There’s an invisible force driving the most popular options trade of the year — one that gives Wall Street pros and day traders alike the power to turn a $1 investment into a $1,000 stock bet.

Investors are wagering on the daily gyrations of American equity benchmarks by dashing in and out of trading contracts that expire within 24 hours — known by the “0DTE” moniker — with less upfront capital than meets the eye. The hidden fuel for the frenzy: Quirks in the ecosystem of the derivatives marketplace that makes these zero-days-to-expiry options look cheap.

The best way to observe the phenomenon is in the difference between how much investors are actually spending on 0DTE and the notional value of those options — that is, how much exposure they are getting to the underlying asset via the contracts.
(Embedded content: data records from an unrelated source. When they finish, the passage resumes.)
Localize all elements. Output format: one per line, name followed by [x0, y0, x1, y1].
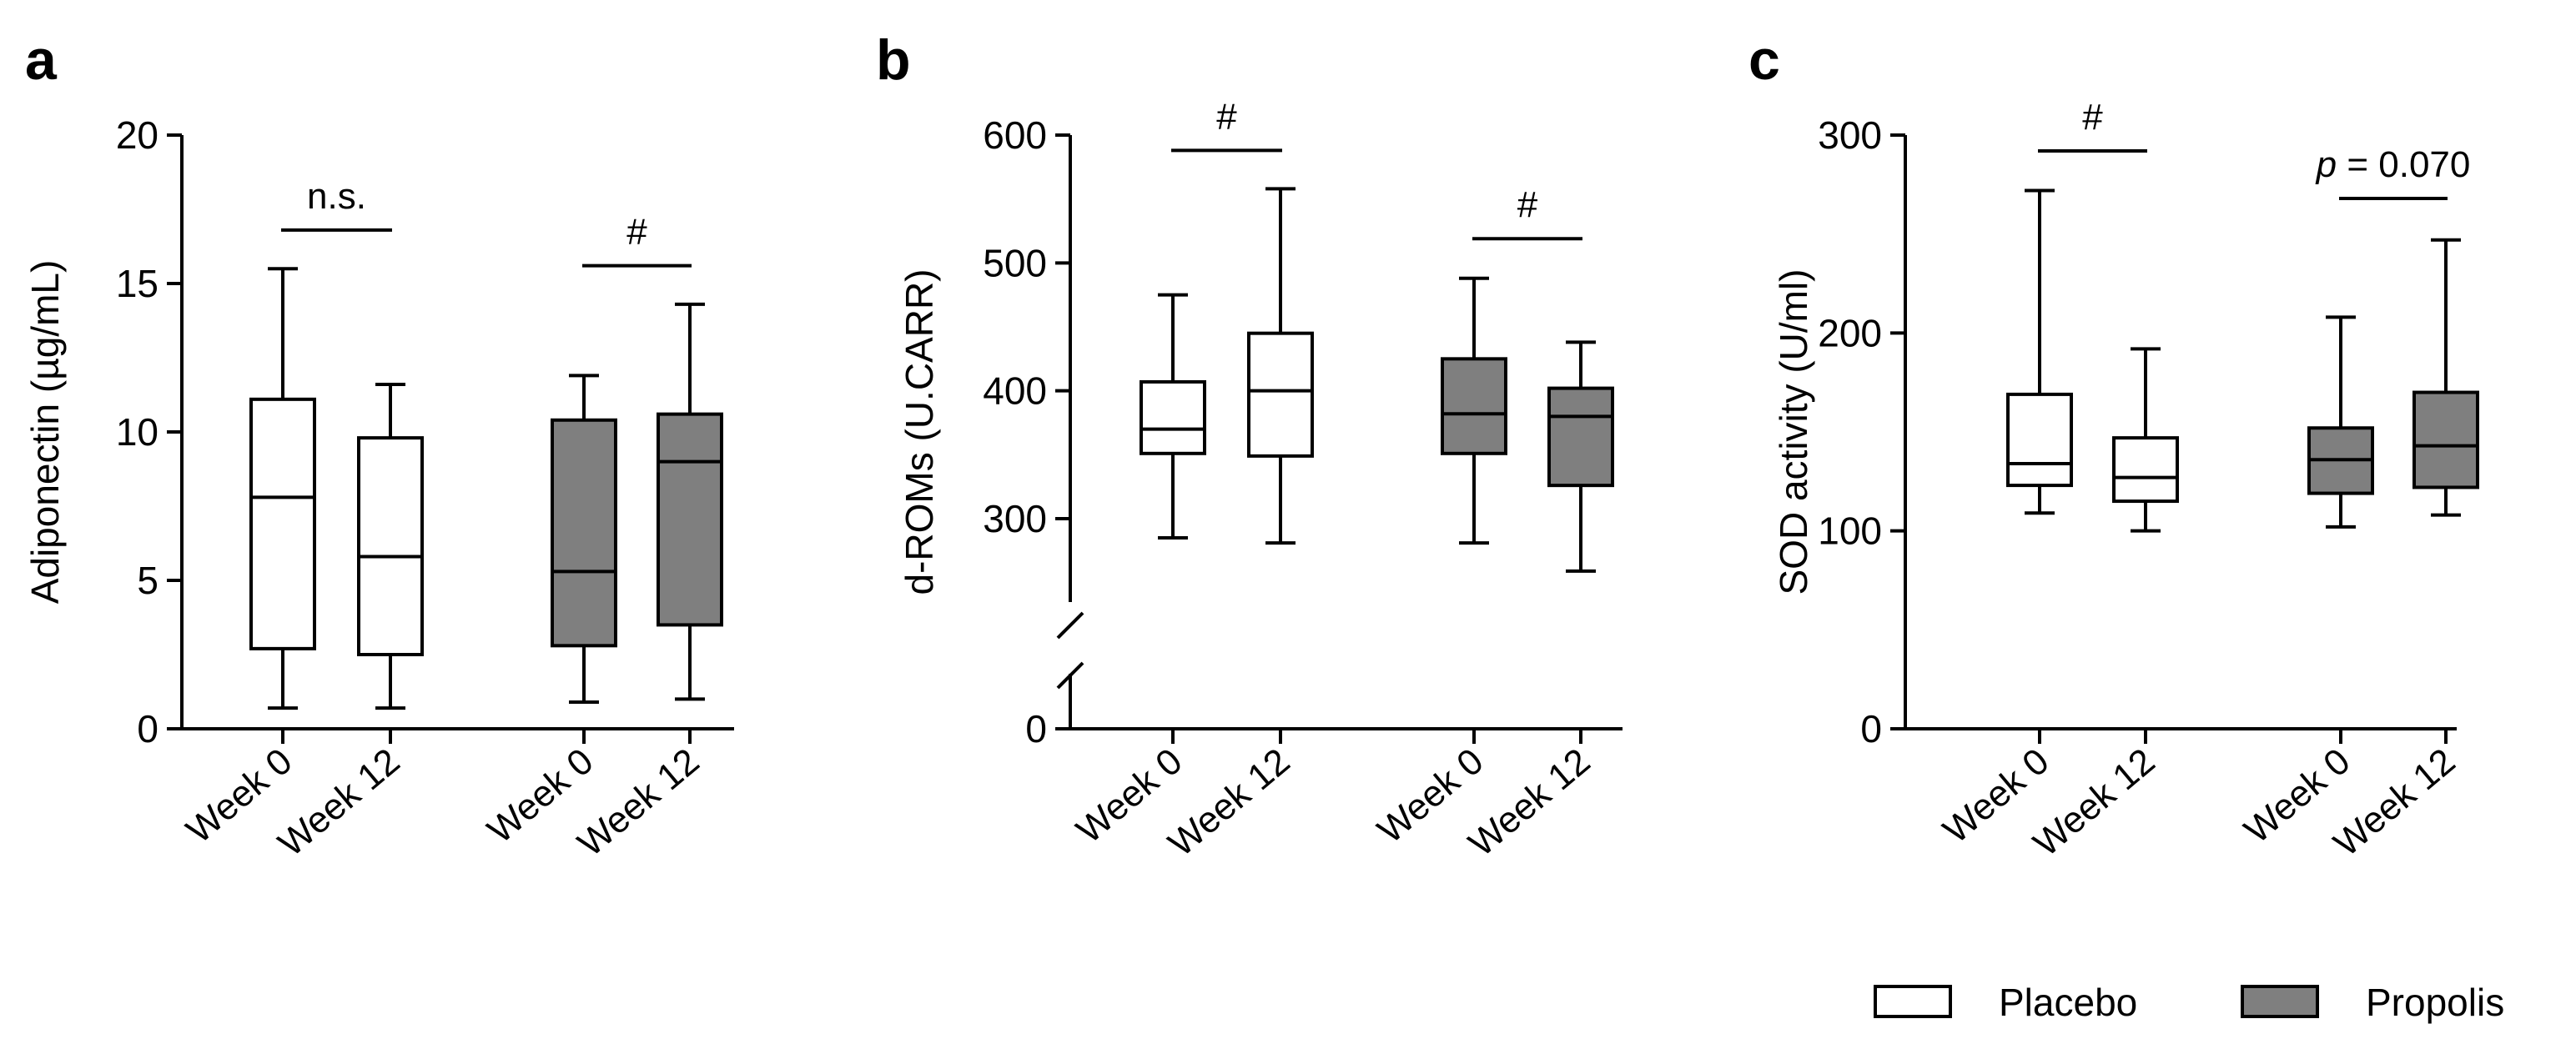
iqr-box: [657, 412, 723, 627]
iqr-box: [1441, 357, 1507, 455]
box-propolis-week-0: [2307, 315, 2374, 529]
x-tick-label: Week 12: [1161, 740, 1298, 865]
axis-break-mark-lower: [1056, 661, 1084, 690]
significance-label: #: [2082, 97, 2103, 138]
legend-swatch-placebo: [1874, 985, 1952, 1018]
iqr-box: [1140, 379, 1206, 455]
iqr-box: [249, 397, 316, 650]
legend: Placebo Propolis: [1874, 981, 2504, 1024]
iqr-box: [2006, 392, 2073, 488]
box-placebo-week-12: [357, 383, 424, 710]
y-tick-label: 500: [983, 241, 1047, 284]
iqr-box: [2112, 436, 2179, 504]
box-placebo-week-0: [2006, 188, 2073, 515]
y-tick-label: 300: [1818, 113, 1882, 157]
significance-label: n.s.: [307, 176, 366, 217]
significance-label: #: [1517, 184, 1538, 225]
y-tick-label: 0: [1025, 707, 1047, 750]
iqr-box: [1547, 386, 1614, 488]
box-propolis-week-12: [1547, 340, 1614, 573]
iqr-box: [1247, 331, 1314, 458]
legend-label-placebo: Placebo: [1999, 981, 2137, 1024]
box-propolis-week-12: [2412, 238, 2479, 517]
significance-label: #: [1216, 96, 1237, 137]
panel-letter-c: c: [1748, 28, 1780, 92]
y-tick-label: 0: [137, 707, 158, 750]
y-tick-label: 10: [116, 410, 158, 454]
box-placebo-week-0: [1140, 293, 1206, 540]
box-placebo-week-12: [1247, 187, 1314, 545]
box-placebo-week-12: [2112, 347, 2179, 533]
legend-swatch-propolis: [2241, 985, 2319, 1018]
y-axis-label: d-ROMs (U.CARR): [898, 269, 941, 595]
panel-letter-b: b: [876, 28, 911, 92]
y-tick-label: 400: [983, 369, 1047, 413]
panel-letter-a: a: [25, 28, 58, 92]
box-propolis-week-12: [657, 302, 723, 701]
y-axis-label: Adiponectin (µg/mL): [23, 260, 67, 605]
y-tick-label: 600: [983, 113, 1047, 157]
y-tick-label: 5: [137, 559, 158, 602]
x-tick-label: Week 12: [571, 740, 707, 865]
y-tick-label: 100: [1818, 509, 1882, 553]
iqr-box: [357, 436, 424, 656]
y-axis-label: SOD activity (U/ml): [1772, 269, 1815, 595]
significance-label: #: [626, 212, 647, 253]
x-tick-label: Week 12: [2026, 740, 2163, 865]
x-tick-label: Week 12: [1462, 740, 1598, 865]
legend-label-propolis: Propolis: [2366, 981, 2504, 1024]
y-tick-label: 15: [116, 262, 158, 305]
y-tick-label: 300: [983, 497, 1047, 540]
y-tick-label: 0: [1860, 707, 1882, 750]
y-tick-label: 200: [1818, 311, 1882, 354]
iqr-box: [2412, 390, 2479, 489]
box-propolis-week-0: [1441, 276, 1507, 545]
y-tick-label: 20: [116, 113, 158, 157]
axis-break-mark-upper: [1056, 611, 1084, 640]
iqr-box: [551, 418, 617, 648]
x-tick-label: Week 12: [271, 740, 408, 865]
box-propolis-week-0: [551, 374, 617, 704]
box-placebo-week-0: [249, 267, 316, 710]
significance-label: p = 0.070: [2315, 144, 2471, 185]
On the latter, the notional trading volume of 0DTE for the S&P 500 currently averages a beefy $516 billion a day, according to data compiled by Cboe Global Markets. Yet the actual amount of money paid out for them, or the premium, is only $520 million.

Put another way, traders are getting $1,000 of stock exposure for every dollar they spend on 0DTE. They would need to spend 10 times that to get the same equity position using derivatives with a longer lifespan, a Bloomberg analysis on Cboe’s data shows.

“They are the fantasy football of option trading,” said Dennis Davitt, co-manager of the MDP Low Volatility Fund. “You spend a dollar and you see if it goes your way. Then you’re done at the end of the day.”

No wonder these zero-day options are fast becoming a popular tool for retail investors to speculate en masse — sparking concerns among the likes of JPMorgan Chase & Co. that the strategy risks fueling volatility in the broader marketplace.